Yang pertama ucapan terimakasih yang sebesar-besarnya untuk Abang saya yang sedang menempuh studi magister di Semarang Heru Saptaryo yang menyumbangkan buku-buku pelajaran, buku kesenian, Atlas beserta Al-Qur’an serta Iqra.

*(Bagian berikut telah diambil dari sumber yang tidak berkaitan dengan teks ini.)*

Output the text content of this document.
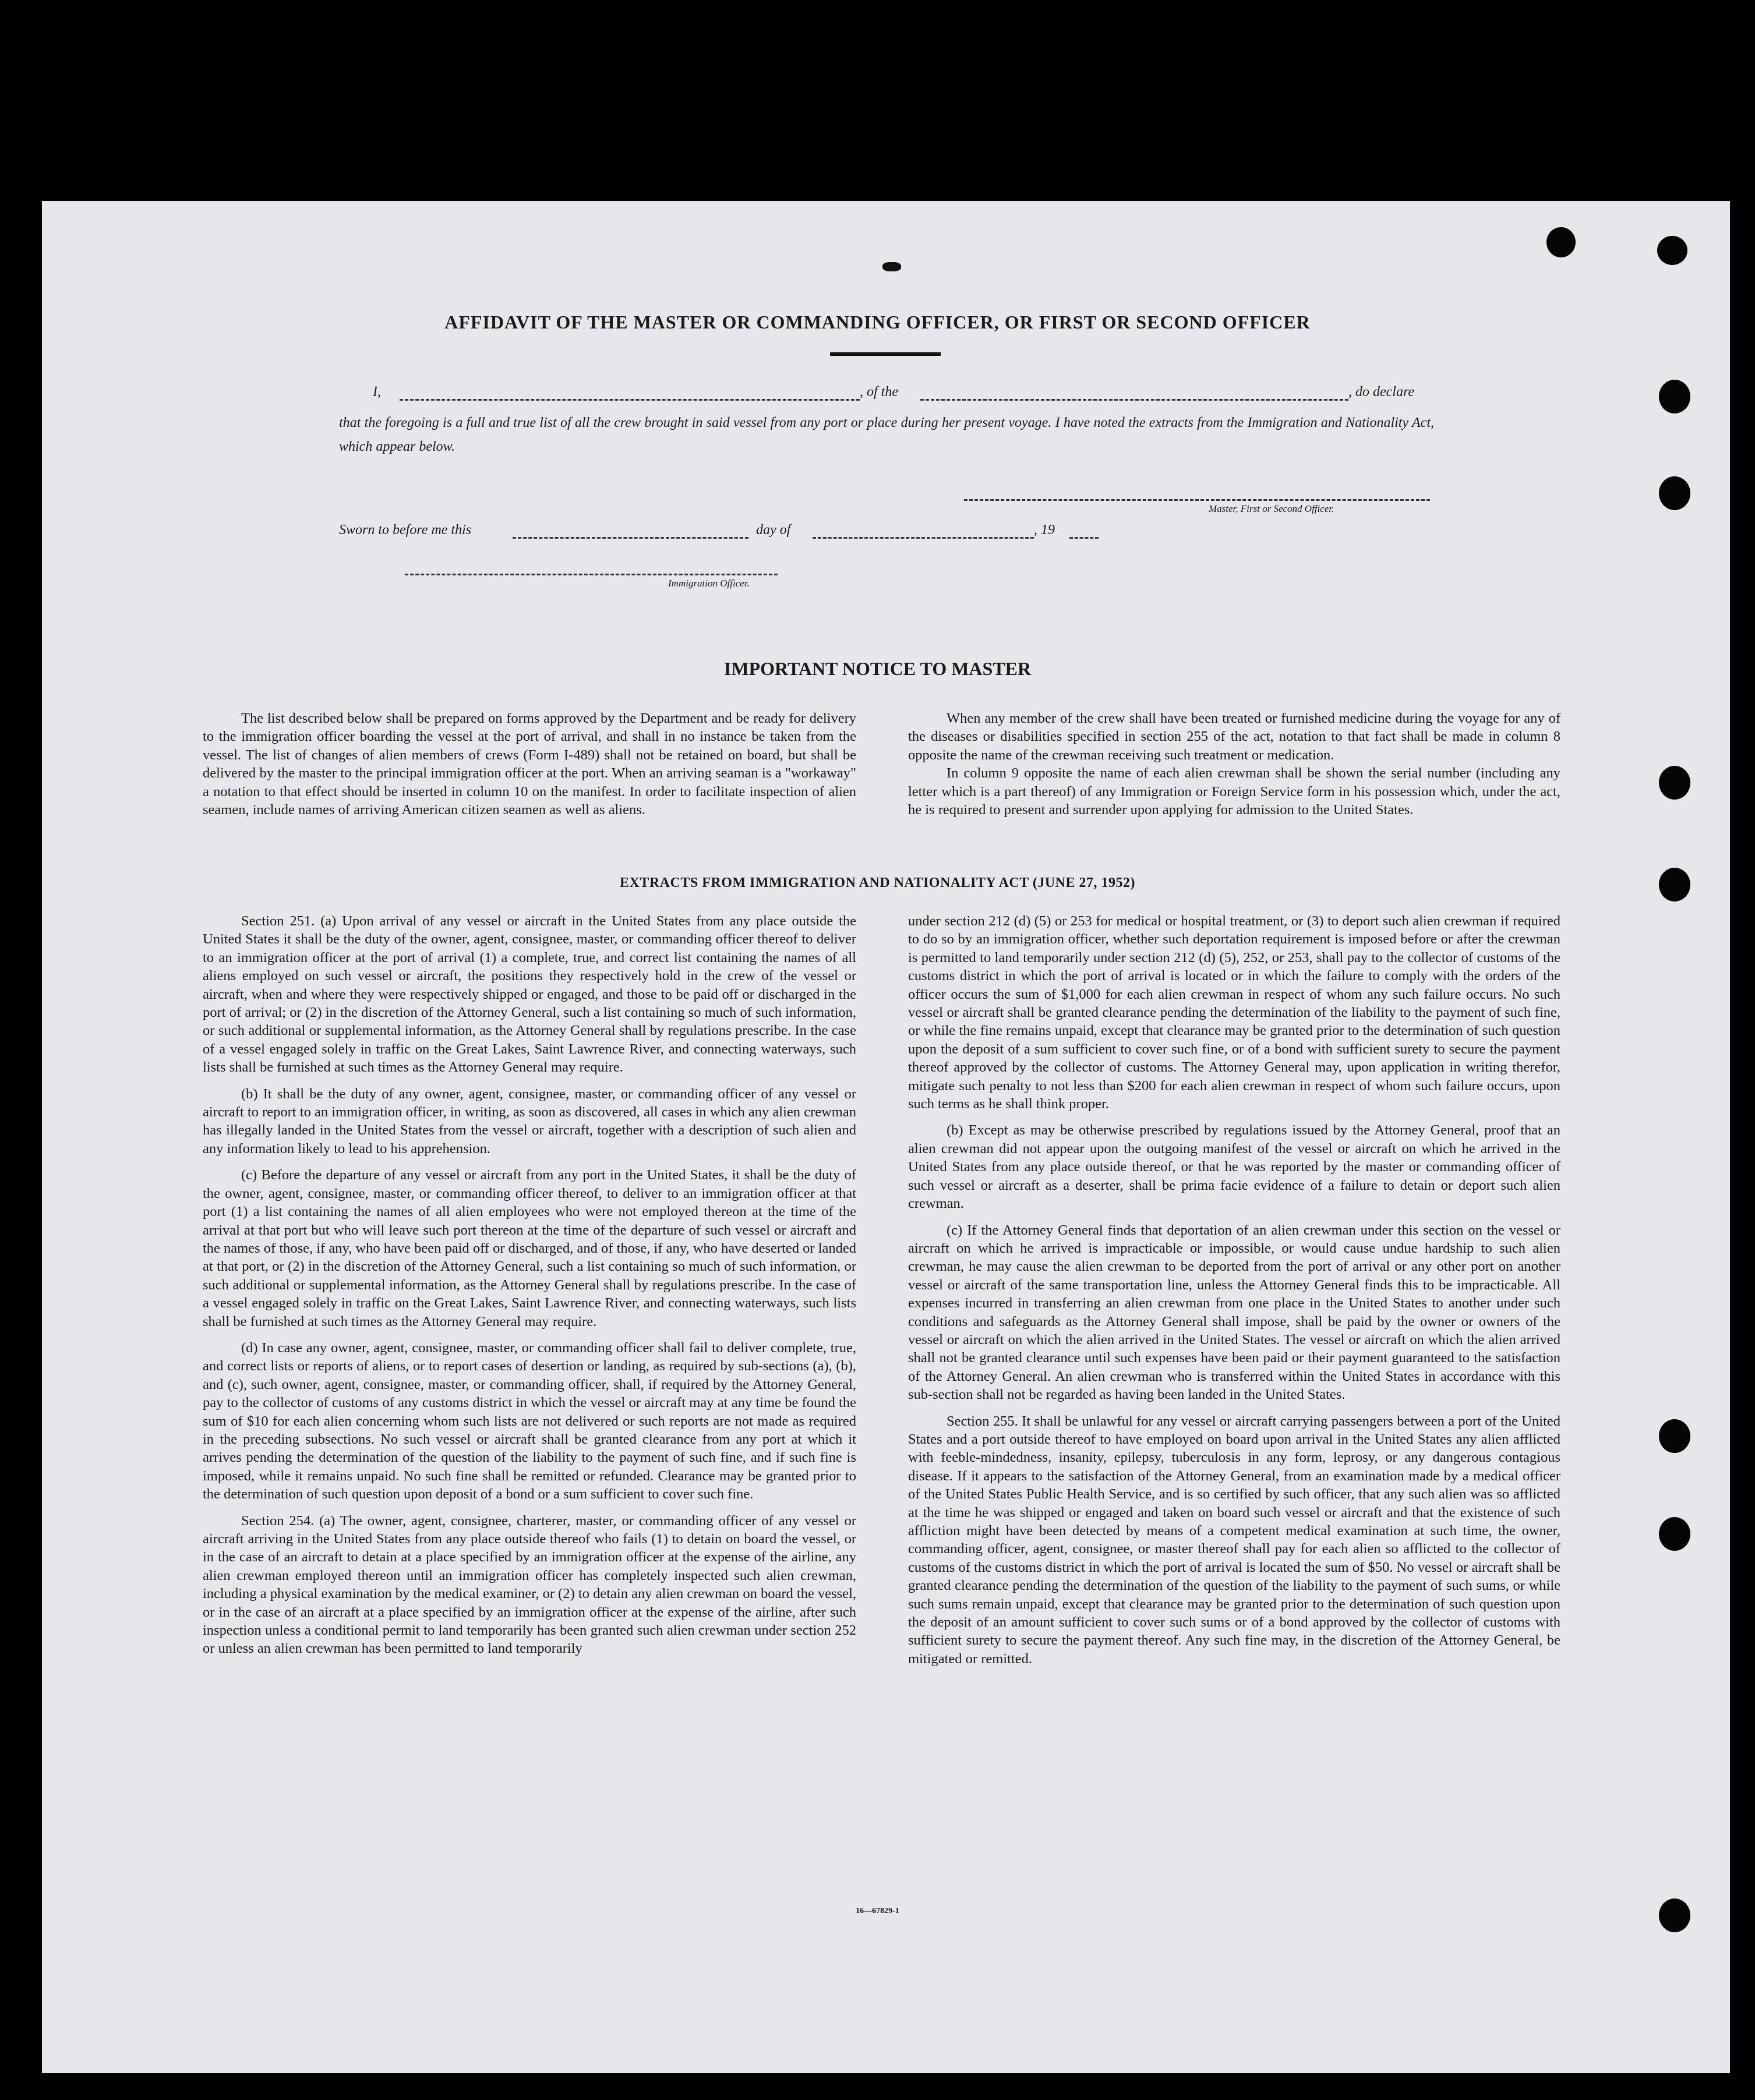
AFFIDAVIT OF THE MASTER OR COMMANDING OFFICER, OR FIRST OR SECOND OFFICER
I,	, of the	, do declare
that the foregoing is a full and true list of all the crew brought in said vessel from any port or place during her present voyage. I have noted the extracts from the Immigration and Nationality Act, which appear below.
Master, First or Second Officer.
Sworn to before me this	day of	, 19
Immigration Officer.
IMPORTANT NOTICE TO MASTER

The list described below shall be prepared on forms approved by the Department and be ready for delivery to the immigration officer boarding the vessel at the port of arrival, and shall in no instance be taken from the vessel. The list of changes of alien members of crews (Form I-489) shall not be retained on board, but shall be delivered by the master to the principal immigration officer at the port. When an arriving seaman is a "workaway" a notation to that effect should be inserted in column 10 on the manifest. In order to facilitate inspection of alien seamen, include names of arriving American citizen seamen as well as aliens.

When any member of the crew shall have been treated or furnished medicine during the voyage for any of the diseases or disabilities specified in section 255 of the act, notation to that fact shall be made in column 8 opposite the name of the crewman receiving such treatment or medication.

In column 9 opposite the name of each alien crewman shall be shown the serial number (including any letter which is a part thereof) of any Immigration or Foreign Service form in his possession which, under the act, he is required to present and surrender upon applying for admission to the United States.

EXTRACTS FROM IMMIGRATION AND NATIONALITY ACT (JUNE 27, 1952)

Section 251. (a) Upon arrival of any vessel or aircraft in the United States from any place outside the United States it shall be the duty of the owner, agent, consignee, master, or commanding officer thereof to deliver to an immigration officer at the port of arrival (1) a complete, true, and correct list containing the names of all aliens employed on such vessel or aircraft, the positions they respectively hold in the crew of the vessel or aircraft, when and where they were respectively shipped or engaged, and those to be paid off or discharged in the port of arrival; or (2) in the discretion of the Attorney General, such a list containing so much of such information, or such additional or supplemental information, as the Attorney General shall by regulations prescribe. In the case of a vessel engaged solely in traffic on the Great Lakes, Saint Lawrence River, and connecting waterways, such lists shall be furnished at such times as the Attorney General may require.

(b) It shall be the duty of any owner, agent, consignee, master, or commanding officer of any vessel or aircraft to report to an immigration officer, in writing, as soon as discovered, all cases in which any alien crewman has illegally landed in the United States from the vessel or aircraft, together with a description of such alien and any information likely to lead to his apprehension.

(c) Before the departure of any vessel or aircraft from any port in the United States, it shall be the duty of the owner, agent, consignee, master, or commanding officer thereof, to deliver to an immigration officer at that port (1) a list containing the names of all alien employees who were not employed thereon at the time of the arrival at that port but who will leave such port thereon at the time of the departure of such vessel or aircraft and the names of those, if any, who have been paid off or discharged, and of those, if any, who have deserted or landed at that port, or (2) in the discretion of the Attorney General, such a list containing so much of such information, or such additional or supplemental information, as the Attorney General shall by regulations prescribe. In the case of a vessel engaged solely in traffic on the Great Lakes, Saint Lawrence River, and connecting waterways, such lists shall be furnished at such times as the Attorney General may require.

(d) In case any owner, agent, consignee, master, or commanding officer shall fail to deliver complete, true, and correct lists or reports of aliens, or to report cases of desertion or landing, as required by sub-sections (a), (b), and (c), such owner, agent, consignee, master, or commanding officer, shall, if required by the Attorney General, pay to the collector of customs of any customs district in which the vessel or aircraft may at any time be found the sum of $10 for each alien concerning whom such lists are not delivered or such reports are not made as required in the preceding subsections. No such vessel or aircraft shall be granted clearance from any port at which it arrives pending the determination of the question of the liability to the payment of such fine, and if such fine is imposed, while it remains unpaid. No such fine shall be remitted or refunded. Clearance may be granted prior to the determination of such question upon deposit of a bond or a sum sufficient to cover such fine.

Section 254. (a) The owner, agent, consignee, charterer, master, or commanding officer of any vessel or aircraft arriving in the United States from any place outside thereof who fails (1) to detain on board the vessel, or in the case of an aircraft to detain at a place specified by an immigration officer at the expense of the airline, any alien crewman employed thereon until an immigration officer has completely inspected such alien crewman, including a physical examination by the medical examiner, or (2) to detain any alien crewman on board the vessel, or in the case of an aircraft at a place specified by an immigration officer at the expense of the airline, after such inspection unless a conditional permit to land temporarily has been granted such alien crewman under section 252 or unless an alien crewman has been permitted to land temporarily

under section 212 (d) (5) or 253 for medical or hospital treatment, or (3) to deport such alien crewman if required to do so by an immigration officer, whether such deportation requirement is imposed before or after the crewman is permitted to land temporarily under section 212 (d) (5), 252, or 253, shall pay to the collector of customs of the customs district in which the port of arrival is located or in which the failure to comply with the orders of the officer occurs the sum of $1,000 for each alien crewman in respect of whom any such failure occurs. No such vessel or aircraft shall be granted clearance pending the determination of the liability to the payment of such fine, or while the fine remains unpaid, except that clearance may be granted prior to the determination of such question upon the deposit of a sum sufficient to cover such fine, or of a bond with sufficient surety to secure the payment thereof approved by the collector of customs. The Attorney General may, upon application in writing therefor, mitigate such penalty to not less than $200 for each alien crewman in respect of whom such failure occurs, upon such terms as he shall think proper.

(b) Except as may be otherwise prescribed by regulations issued by the Attorney General, proof that an alien crewman did not appear upon the outgoing manifest of the vessel or aircraft on which he arrived in the United States from any place outside thereof, or that he was reported by the master or commanding officer of such vessel or aircraft as a deserter, shall be prima facie evidence of a failure to detain or deport such alien crewman.

(c) If the Attorney General finds that deportation of an alien crewman under this section on the vessel or aircraft on which he arrived is impracticable or impossible, or would cause undue hardship to such alien crewman, he may cause the alien crewman to be deported from the port of arrival or any other port on another vessel or aircraft of the same transportation line, unless the Attorney General finds this to be impracticable. All expenses incurred in transferring an alien crewman from one place in the United States to another under such conditions and safeguards as the Attorney General shall impose, shall be paid by the owner or owners of the vessel or aircraft on which the alien arrived in the United States. The vessel or aircraft on which the alien arrived shall not be granted clearance until such expenses have been paid or their payment guaranteed to the satisfaction of the Attorney General. An alien crewman who is transferred within the United States in accordance with this sub-section shall not be regarded as having been landed in the United States.

Section 255. It shall be unlawful for any vessel or aircraft carrying passengers between a port of the United States and a port outside thereof to have employed on board upon arrival in the United States any alien afflicted with feeble-mindedness, insanity, epilepsy, tuberculosis in any form, leprosy, or any dangerous contagious disease. If it appears to the satisfaction of the Attorney General, from an examination made by a medical officer of the United States Public Health Service, and is so certified by such officer, that any such alien was so afflicted at the time he was shipped or engaged and taken on board such vessel or aircraft and that the existence of such affliction might have been detected by means of a competent medical examination at such time, the owner, commanding officer, agent, consignee, or master thereof shall pay for each alien so afflicted to the collector of customs of the customs district in which the port of arrival is located the sum of $50. No vessel or aircraft shall be granted clearance pending the determination of the question of the liability to the payment of such sums, or while such sums remain unpaid, except that clearance may be granted prior to the determination of such question upon the deposit of an amount sufficient to cover such sums or of a bond approved by the collector of customs with sufficient surety to secure the payment thereof. Any such fine may, in the discretion of the Attorney General, be mitigated or remitted.

16—67829-1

Buku-buku pelajaran, kesenian, dan atlas  telah saya salurkan untuk program BHSB Aceh sedangkan Al-Qur’an dan Iqra saya salurkan untuk TPQ yang berada di sebuah pulau kecil di Sulawesi Tenggara. Yang membuat saya terharu adalah buku-buku yang disumbangkan benar-benar buku yang baru saja dibeli, bahkan sekaligus disampul plastik rapi. Luar biasa rasanya ketika menerima bantuan tersebut.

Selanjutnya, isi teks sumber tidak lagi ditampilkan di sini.